After intense diplomatic negotiations to delimit its maritime border with neighboring Lebanon, Israel activated the Karish offshore gas field this week, a key step in its plan to boost its natural gas exports to Europe.
On Wednesday, on the eve of the signing of the agreement, the company Energean began production in Karish, welcoming the “strengthening” of “the security of energy supply in the Eastern Mediterranean”.
This field should supply the Israeli market but also increase exports from the Leviathan and Tamar platforms, which are connected to a pipeline linking southern Israel to northern Egypt, where the gas can be liquefied and shipped to world markets.
In the wake of Russia’s invasion of Ukraine, the European Union turned to various gas-producing countries, including Israel, to diversify its supplies. And the Hebrew State has responded.
– Goodbye Gazprom? –
“We will be part of the effort to replace Russian gas in Europe,” Prime Minister Yair Lapid said recently, adding that Israel planned to supply Europe with “10%” of Russian supplies before the invasion of Ukraine.

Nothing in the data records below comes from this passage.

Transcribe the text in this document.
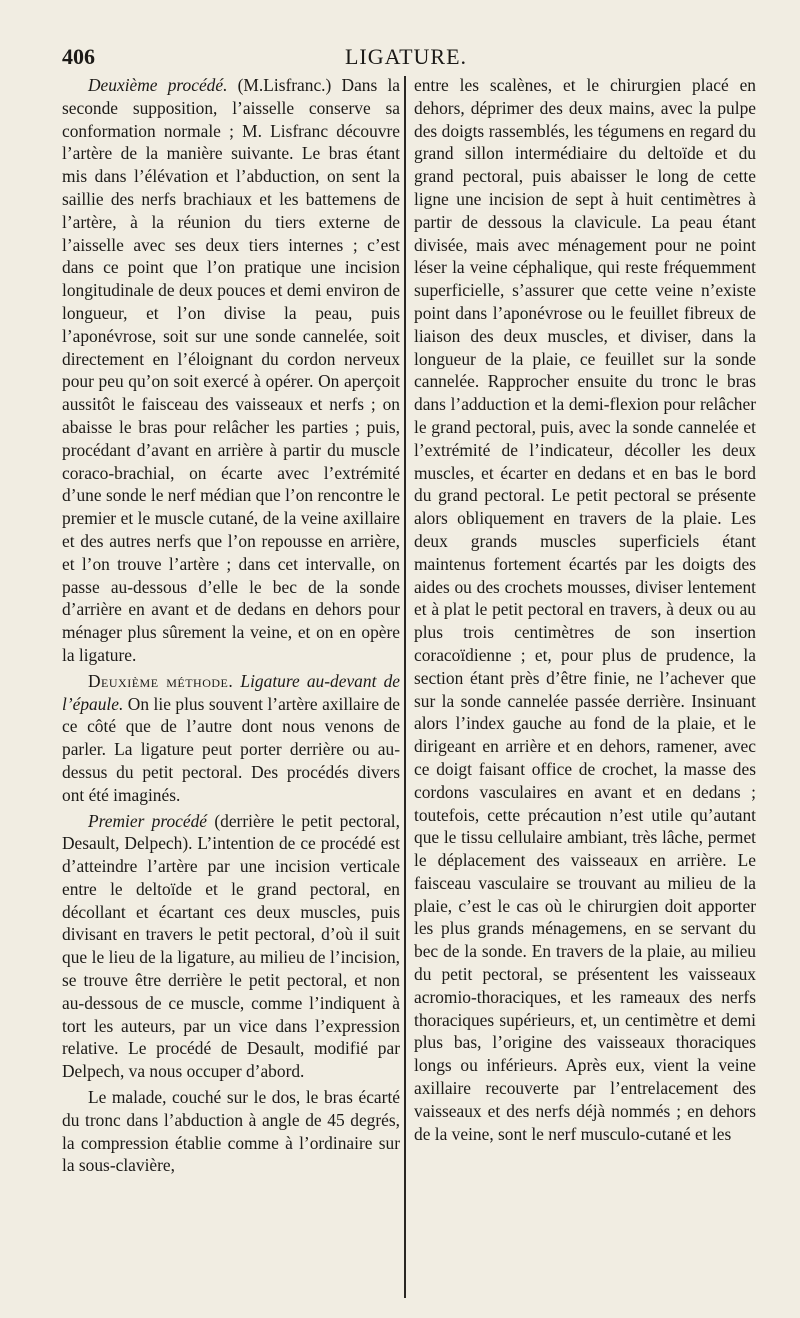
406	LIGATURE.

Deuxième procédé. (M.Lisfranc.) Dans la seconde supposition, l’aisselle conserve sa conformation normale ; M. Lisfranc découvre l’artère de la manière suivante. Le bras étant mis dans l’élévation et l’abduction, on sent la saillie des nerfs brachiaux et les battemens de l’artère, à la réunion du tiers externe de l’aisselle avec ses deux tiers internes ; c’est dans ce point que l’on pratique une incision longitudinale de deux pouces et demi environ de longueur, et l’on divise la peau, puis l’aponévrose, soit sur une sonde cannelée, soit directement en l’éloignant du cordon nerveux pour peu qu’on soit exercé à opérer. On aperçoit aussitôt le faisceau des vaisseaux et nerfs ; on abaisse le bras pour relâcher les parties ; puis, procédant d’avant en arrière à partir du muscle coraco-brachial, on écarte avec l’extrémité d’une sonde le nerf médian que l’on rencontre le premier et le muscle cutané, de la veine axillaire et des autres nerfs que l’on repousse en arrière, et l’on trouve l’artère ; dans cet intervalle, on passe au-dessous d’elle le bec de la sonde d’arrière en avant et de dedans en dehors pour ménager plus sûrement la veine, et on en opère la ligature.

Deuxième méthode. Ligature au-devant de l’épaule. On lie plus souvent l’artère axillaire de ce côté que de l’autre dont nous venons de parler. La ligature peut porter derrière ou au-dessus du petit pectoral. Des procédés divers ont été imaginés.

Premier procédé (derrière le petit pectoral, Desault, Delpech). L’intention de ce procédé est d’atteindre l’artère par une incision verticale entre le deltoïde et le grand pectoral, en décollant et écartant ces deux muscles, puis divisant en travers le petit pectoral, d’où il suit que le lieu de la ligature, au milieu de l’incision, se trouve être derrière le petit pectoral, et non au-dessous de ce muscle, comme l’indiquent à tort les auteurs, par un vice dans l’expression relative. Le procédé de Desault, modifié par Delpech, va nous occuper d’abord.

Le malade, couché sur le dos, le bras écarté du tronc dans l’abduction à angle de 45 degrés, la compression établie comme à l’ordinaire sur la sous-clavière,

entre les scalènes, et le chirurgien placé en dehors, déprimer des deux mains, avec la pulpe des doigts rassemblés, les tégumens en regard du grand sillon intermédiaire du deltoïde et du grand pectoral, puis abaisser le long de cette ligne une incision de sept à huit centimètres à partir de dessous la clavicule. La peau étant divisée, mais avec ménagement pour ne point léser la veine céphalique, qui reste fréquemment superficielle, s’assurer que cette veine n’existe point dans l’aponévrose ou le feuillet fibreux de liaison des deux muscles, et diviser, dans la longueur de la plaie, ce feuillet sur la sonde cannelée. Rapprocher ensuite du tronc le bras dans l’adduction et la demi-flexion pour relâcher le grand pectoral, puis, avec la sonde cannelée et l’extrémité de l’indicateur, décoller les deux muscles, et écarter en dedans et en bas le bord du grand pectoral. Le petit pectoral se présente alors obliquement en travers de la plaie. Les deux grands muscles superficiels étant maintenus fortement écartés par les doigts des aides ou des crochets mousses, diviser lentement et à plat le petit pectoral en travers, à deux ou au plus trois centimètres de son insertion coracoïdienne ; et, pour plus de prudence, la section étant près d’être finie, ne l’achever que sur la sonde cannelée passée derrière. Insinuant alors l’index gauche au fond de la plaie, et le dirigeant en arrière et en dehors, ramener, avec ce doigt faisant office de crochet, la masse des cordons vasculaires en avant et en dedans ; toutefois, cette précaution n’est utile qu’autant que le tissu cellulaire ambiant, très lâche, permet le déplacement des vaisseaux en arrière. Le faisceau vasculaire se trouvant au milieu de la plaie, c’est le cas où le chirurgien doit apporter les plus grands ménagemens, en se servant du bec de la sonde. En travers de la plaie, au milieu du petit pectoral, se présentent les vaisseaux acromio-thoraciques, et les rameaux des nerfs thoraciques supérieurs, et, un centimètre et demi plus bas, l’origine des vaisseaux thoraciques longs ou inférieurs. Après eux, vient la veine axillaire recouverte par l’entrelacement des vaisseaux et des nerfs déjà nommés ; en dehors de la veine, sont le nerf musculo-cutané et les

Moscow had supplied in 2021 some 155 billion m3 of gas to EU countries.
Israel already delivers gas to its neighbors Jordan and Egypt, and in June signed an agreement to liquefy its gas in Egypt for delivery to Europe.
Israel’s two offshore fields of Leviathan and Tamar produce 23 billion m3 of natural gas per year.

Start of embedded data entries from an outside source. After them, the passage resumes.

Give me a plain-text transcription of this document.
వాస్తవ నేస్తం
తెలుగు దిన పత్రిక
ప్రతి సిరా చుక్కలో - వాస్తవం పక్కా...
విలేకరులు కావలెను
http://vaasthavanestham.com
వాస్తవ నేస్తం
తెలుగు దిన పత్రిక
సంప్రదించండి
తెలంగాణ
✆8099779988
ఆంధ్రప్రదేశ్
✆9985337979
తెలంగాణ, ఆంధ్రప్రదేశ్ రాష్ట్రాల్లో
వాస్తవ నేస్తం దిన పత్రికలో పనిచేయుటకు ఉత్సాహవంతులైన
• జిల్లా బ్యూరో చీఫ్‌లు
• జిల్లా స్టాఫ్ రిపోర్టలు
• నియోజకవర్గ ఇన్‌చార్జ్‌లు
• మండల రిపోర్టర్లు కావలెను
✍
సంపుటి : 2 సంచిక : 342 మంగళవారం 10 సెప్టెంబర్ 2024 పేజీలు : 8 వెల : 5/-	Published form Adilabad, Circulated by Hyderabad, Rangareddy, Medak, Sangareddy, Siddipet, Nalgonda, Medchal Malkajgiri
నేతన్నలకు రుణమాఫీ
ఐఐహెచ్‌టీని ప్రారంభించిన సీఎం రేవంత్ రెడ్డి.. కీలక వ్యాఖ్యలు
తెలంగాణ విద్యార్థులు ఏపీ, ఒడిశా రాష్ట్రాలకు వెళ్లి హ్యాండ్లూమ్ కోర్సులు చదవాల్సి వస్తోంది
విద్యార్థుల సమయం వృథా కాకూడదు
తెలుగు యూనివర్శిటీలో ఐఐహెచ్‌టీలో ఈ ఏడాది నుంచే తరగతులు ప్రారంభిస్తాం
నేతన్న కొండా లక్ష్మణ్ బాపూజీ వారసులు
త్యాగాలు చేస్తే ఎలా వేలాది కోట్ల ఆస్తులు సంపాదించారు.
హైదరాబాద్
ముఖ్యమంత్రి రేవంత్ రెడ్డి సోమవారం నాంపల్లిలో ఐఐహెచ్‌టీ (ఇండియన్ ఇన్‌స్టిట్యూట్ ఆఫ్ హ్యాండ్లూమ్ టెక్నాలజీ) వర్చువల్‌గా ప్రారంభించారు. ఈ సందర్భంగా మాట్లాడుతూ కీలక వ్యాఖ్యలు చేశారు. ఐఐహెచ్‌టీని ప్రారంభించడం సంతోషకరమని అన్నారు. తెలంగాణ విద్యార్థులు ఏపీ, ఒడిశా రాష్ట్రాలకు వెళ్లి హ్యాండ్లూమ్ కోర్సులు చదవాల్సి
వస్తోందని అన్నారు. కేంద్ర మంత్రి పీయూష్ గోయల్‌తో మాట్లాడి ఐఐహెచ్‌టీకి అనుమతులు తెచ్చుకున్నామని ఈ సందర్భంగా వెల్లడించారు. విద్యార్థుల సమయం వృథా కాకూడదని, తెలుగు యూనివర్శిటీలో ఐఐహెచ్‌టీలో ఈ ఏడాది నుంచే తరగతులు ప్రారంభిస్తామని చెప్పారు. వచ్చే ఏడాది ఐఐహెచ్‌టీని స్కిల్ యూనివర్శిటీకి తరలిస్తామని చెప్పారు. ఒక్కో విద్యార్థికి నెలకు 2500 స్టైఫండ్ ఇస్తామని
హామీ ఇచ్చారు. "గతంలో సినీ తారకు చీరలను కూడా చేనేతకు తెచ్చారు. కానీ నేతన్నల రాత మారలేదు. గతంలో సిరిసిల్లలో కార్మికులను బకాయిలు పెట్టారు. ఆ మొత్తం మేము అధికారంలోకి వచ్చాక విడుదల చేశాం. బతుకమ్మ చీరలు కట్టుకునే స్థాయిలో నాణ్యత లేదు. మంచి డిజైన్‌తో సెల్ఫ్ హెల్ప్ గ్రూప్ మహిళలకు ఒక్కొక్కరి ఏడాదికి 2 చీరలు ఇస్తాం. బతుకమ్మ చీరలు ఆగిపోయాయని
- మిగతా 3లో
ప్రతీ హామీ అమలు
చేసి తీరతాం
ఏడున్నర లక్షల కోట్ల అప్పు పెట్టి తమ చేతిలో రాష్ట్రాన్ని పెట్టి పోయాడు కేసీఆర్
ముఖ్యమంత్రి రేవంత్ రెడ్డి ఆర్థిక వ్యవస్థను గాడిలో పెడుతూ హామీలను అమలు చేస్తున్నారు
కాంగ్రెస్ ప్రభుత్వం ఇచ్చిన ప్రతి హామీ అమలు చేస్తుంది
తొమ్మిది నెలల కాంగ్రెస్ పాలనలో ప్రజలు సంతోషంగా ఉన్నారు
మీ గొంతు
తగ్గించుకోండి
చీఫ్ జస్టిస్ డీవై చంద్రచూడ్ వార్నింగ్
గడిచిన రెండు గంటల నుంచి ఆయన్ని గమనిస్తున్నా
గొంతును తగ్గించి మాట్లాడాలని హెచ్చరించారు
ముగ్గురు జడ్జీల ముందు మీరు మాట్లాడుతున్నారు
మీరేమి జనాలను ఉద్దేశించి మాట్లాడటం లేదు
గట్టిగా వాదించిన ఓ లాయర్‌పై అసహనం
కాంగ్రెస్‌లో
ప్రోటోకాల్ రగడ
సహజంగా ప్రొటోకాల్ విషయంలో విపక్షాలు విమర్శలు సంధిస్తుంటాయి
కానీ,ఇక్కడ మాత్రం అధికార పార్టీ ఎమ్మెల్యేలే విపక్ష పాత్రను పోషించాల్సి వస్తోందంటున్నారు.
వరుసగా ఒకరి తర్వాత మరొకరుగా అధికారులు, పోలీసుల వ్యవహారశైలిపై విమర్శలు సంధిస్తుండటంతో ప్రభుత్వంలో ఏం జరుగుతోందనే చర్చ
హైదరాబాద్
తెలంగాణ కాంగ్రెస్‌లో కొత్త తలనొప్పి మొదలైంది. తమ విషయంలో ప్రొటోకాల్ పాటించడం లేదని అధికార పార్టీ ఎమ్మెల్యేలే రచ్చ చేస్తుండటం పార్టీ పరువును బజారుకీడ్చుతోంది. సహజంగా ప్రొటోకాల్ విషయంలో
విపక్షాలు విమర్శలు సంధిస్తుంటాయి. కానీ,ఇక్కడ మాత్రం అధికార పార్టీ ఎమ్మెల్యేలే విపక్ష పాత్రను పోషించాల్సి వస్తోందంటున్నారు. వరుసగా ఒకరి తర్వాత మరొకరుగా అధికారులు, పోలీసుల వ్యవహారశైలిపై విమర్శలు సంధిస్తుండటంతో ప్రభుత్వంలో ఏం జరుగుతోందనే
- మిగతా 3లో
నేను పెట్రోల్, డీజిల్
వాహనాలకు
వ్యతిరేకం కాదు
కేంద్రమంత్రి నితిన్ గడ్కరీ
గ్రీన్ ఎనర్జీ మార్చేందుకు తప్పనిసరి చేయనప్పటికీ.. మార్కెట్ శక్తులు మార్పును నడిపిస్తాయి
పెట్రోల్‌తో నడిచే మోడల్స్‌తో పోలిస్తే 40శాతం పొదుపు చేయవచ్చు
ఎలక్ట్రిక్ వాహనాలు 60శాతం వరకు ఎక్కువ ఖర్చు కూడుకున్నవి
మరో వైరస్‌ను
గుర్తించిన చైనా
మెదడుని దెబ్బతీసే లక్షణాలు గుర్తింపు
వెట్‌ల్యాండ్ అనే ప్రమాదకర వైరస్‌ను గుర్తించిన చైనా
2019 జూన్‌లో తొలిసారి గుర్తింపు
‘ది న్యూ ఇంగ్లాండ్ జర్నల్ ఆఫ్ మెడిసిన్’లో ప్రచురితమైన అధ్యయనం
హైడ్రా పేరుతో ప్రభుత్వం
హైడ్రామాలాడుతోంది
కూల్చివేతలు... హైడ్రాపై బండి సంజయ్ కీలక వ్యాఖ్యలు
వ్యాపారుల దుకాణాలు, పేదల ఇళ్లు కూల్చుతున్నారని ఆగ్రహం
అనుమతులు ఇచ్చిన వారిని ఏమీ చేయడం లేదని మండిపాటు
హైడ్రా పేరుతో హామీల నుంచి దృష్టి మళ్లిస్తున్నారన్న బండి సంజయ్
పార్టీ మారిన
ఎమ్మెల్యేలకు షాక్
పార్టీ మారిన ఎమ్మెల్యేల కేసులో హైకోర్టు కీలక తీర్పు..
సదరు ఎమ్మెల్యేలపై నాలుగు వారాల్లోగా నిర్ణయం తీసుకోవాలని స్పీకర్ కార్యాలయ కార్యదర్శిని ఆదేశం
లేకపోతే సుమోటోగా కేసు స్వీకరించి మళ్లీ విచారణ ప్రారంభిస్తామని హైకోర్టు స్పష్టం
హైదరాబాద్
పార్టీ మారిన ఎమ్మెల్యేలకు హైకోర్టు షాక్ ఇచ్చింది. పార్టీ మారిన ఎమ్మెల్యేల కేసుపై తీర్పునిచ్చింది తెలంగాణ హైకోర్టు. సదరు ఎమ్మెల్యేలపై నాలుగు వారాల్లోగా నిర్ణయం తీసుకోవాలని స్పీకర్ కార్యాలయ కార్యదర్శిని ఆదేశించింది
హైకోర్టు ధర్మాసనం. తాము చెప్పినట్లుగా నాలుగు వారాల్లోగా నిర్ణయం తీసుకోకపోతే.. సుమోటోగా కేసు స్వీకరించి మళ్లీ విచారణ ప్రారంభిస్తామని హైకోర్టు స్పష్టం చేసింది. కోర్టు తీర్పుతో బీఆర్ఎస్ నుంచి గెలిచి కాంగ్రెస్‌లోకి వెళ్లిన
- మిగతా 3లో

But Israeli domestic consumption is 13 billion m3 and the agreements with Jordan and Egypt are around 9.5 billion m3, leaving little gas available, explains Gina Cohen, a specialist in the Israeli gas sector, to AFP.
“To sell more to Europe, we need stable production from the Karish field,” which has a short-term capacity of 6.5 billion cubic meters per year, she says.
In addition, for Israel to establish itself as a major supplier of gas to Europe, part of the gas pipeline with Egypt must still be expanded and production from the Tamar and Leviathan fields increased.
Egypt’s liquefaction capacity is not infinite either and Israel will have to find in the medium term other ways to bring its gas to Europe such as an Israel-Cyprus-Turkey or Israel-Cyprus-Greece pipeline, or even develop its own liquefied gas terminals, analysts say.
– Cana –
The Israel-Lebanon border agreement recognizes Israeli rights to Karish and Lebanese rights to the Qana fields, with the stipulation that the Hebrew state will receive its share, about 17% according to Prime Minister Yair Lapid, of the exploitation of this reservoir which partly crosses its waters
maritime.
But Cana is far from being ready to go into production. A 2012 seismic survey of a limited area by the British company Spectrum estimated recoverable gas reserves in Lebanon at about 720 billion cubic meters.
This month, Lebanese Prime Minister Najib Mikati “asked representatives” of the French company TotalEnergies, which heads a consortium that received an operating license for Qana in 2018, to “immediately begin” “exploration drilling in Lebanese waters.”
Lebanon may therefore have to wait several years to move from exploration to exploitation.